1. Evaluate the limit as \(x\) approaches infinity of
\( \frac{x^3-3x^2+2x-1}{x^3+2x^2-x+1} \)
2. Find the sum of the series: \( \sum_{n=1}^{\infty} \frac{n^2}{n^4 + 4} \)
3. Prove that there is no rational root for the equation:
\( x^5 –x^4 +x^3 –x^2 +x–1 = 0 \)
4. Determine the general solution of the differential equation:
\( y'-2y = e^{2x} \)
5. Determine the area enclosed by the curves:
\( y=x^2 \) and \( y=x^3–x \)
6. Solve the equation:
\( sin x + cos x = 1 \), \( 0 \le x \le 2 \pi \)
7. Prove that \( \sum_{k=1}^{n} k^3 = \left(\sum_{k=1}^{n} k\right)^2 \) for all natural numbers \(n\).
8. Find the equation of the tangent line to the curve \( y = e^{3x} lnx \) at the point \((1,0)\).
9. Determine the radius of convergence for the power series:
\( \sum_{n=1}^{\infty} \frac{(x-2)^n}{n} \)
10. Prove the binomial theorem:
\( (a + b)^n = \sum_{k=0}^{n} \binom{n}{k} b^k a^{n-k} \)

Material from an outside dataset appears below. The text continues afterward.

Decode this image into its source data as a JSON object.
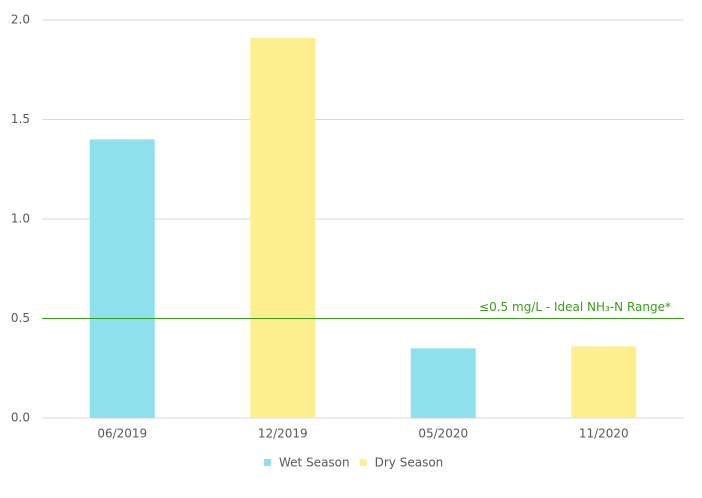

11. Determine the volume of the solid generated by revolving the region bounded by the curves \(y=x^2\) and \(y = x\) about the \(x\)-axis.
12. Prove that \( \underset{n \to \infty}{\lim} \frac{n!}{n^n} = 0 \)
13. Find the smallest positive integer solution to the Diophantine equation:
\( 7x+11y=2023 \)
14. Prove that for any triangle with sides of lengths a,b,c, the following inequality holds:
\( \frac{a^3 +b^3 +c^3}{3} \ge abc \)
15. Determine the value of the integral:
\( \int_0^\infty \frac{x^3}{{(x^2+1)^2}} \, dx \)
16. Find the maximum and minimum values of the function \( f(x)=3x^4–8x^3+5x^2 \) on the interval \( [0,2] \).
17. Show that \( \sqrt[3]{7} + \sqrt[3]{49} \) is irrational.
18. Find the general solution of the recurrence relation \( a_n=5a_{n-1}–6a_{n-2} \), given that \(a_0=1\) and \(a_1=3\).
19. Evaluate the double integral:
\( \int_{0}^{1} \int_{0}^{\sqrt{1-x^2}} \frac{1}{{(x^2+y^2)^2}} \, dy \, dx \)
20. Prove that the sum of the angles in an \(n\)-sided polygon is equal to \( 180^{\circ } (n-2) \).
21. Find the sum of the infinite geometric series:
\( \frac{1}{2} - \frac{1}{4} + \frac{1}{8} - \frac{1}{16} + \ldots \)
22. Prove that for any prime number \(p\), the number \( \frac{p-1}{2} \) is odd if and only if \( p \equiv 3 \) (mod 4).
23. Determine the arc length of the curve \( y = \frac{1}{3} x^3 –x \) from \(x=0\) to \(x=2\).
24. Determine the number of distinct ways to arrange the letters of the word "MATHEMATICS" such that no two "M"s are adjacent.
25. Prove that for all positive integers n, the following is true:
\( 1^3 +2^3 + \ldots +n^3 = (1+2+ \dots +n)^2 \)
26. Find the area of a triangle with vertices at the complex numbers \( z_1 = 1+2i \), \(z_2 = 2+i \) and \( z_3 = 1+i \) in the complex plane.
27. Prove that the roots of the polynomial \( P(x) = x^n –a_1 x^{n-1} +a_2 x^{n-2} - \ldots \) \( \ldots +(-1)^{n-1} a_{n-1} x–(-1)^n a_n \) are all real if and only if \( a_i \ge 0 \) for all \( 1 \le i \le n \) .
28. Evaluate the improper integral: \( \int_{-\infty}^{\infty} \frac{1}{{1 + x^2}} \, dx \)
29. If \(z\) is a complex number such that \(z^4=1\), prove that \(z^2–z+1=0\) if and only if \( z \neq 1 \).
30. Show that there are infinitely many prime numbers of the form \(4k + 3\), where \(k\) is an integer.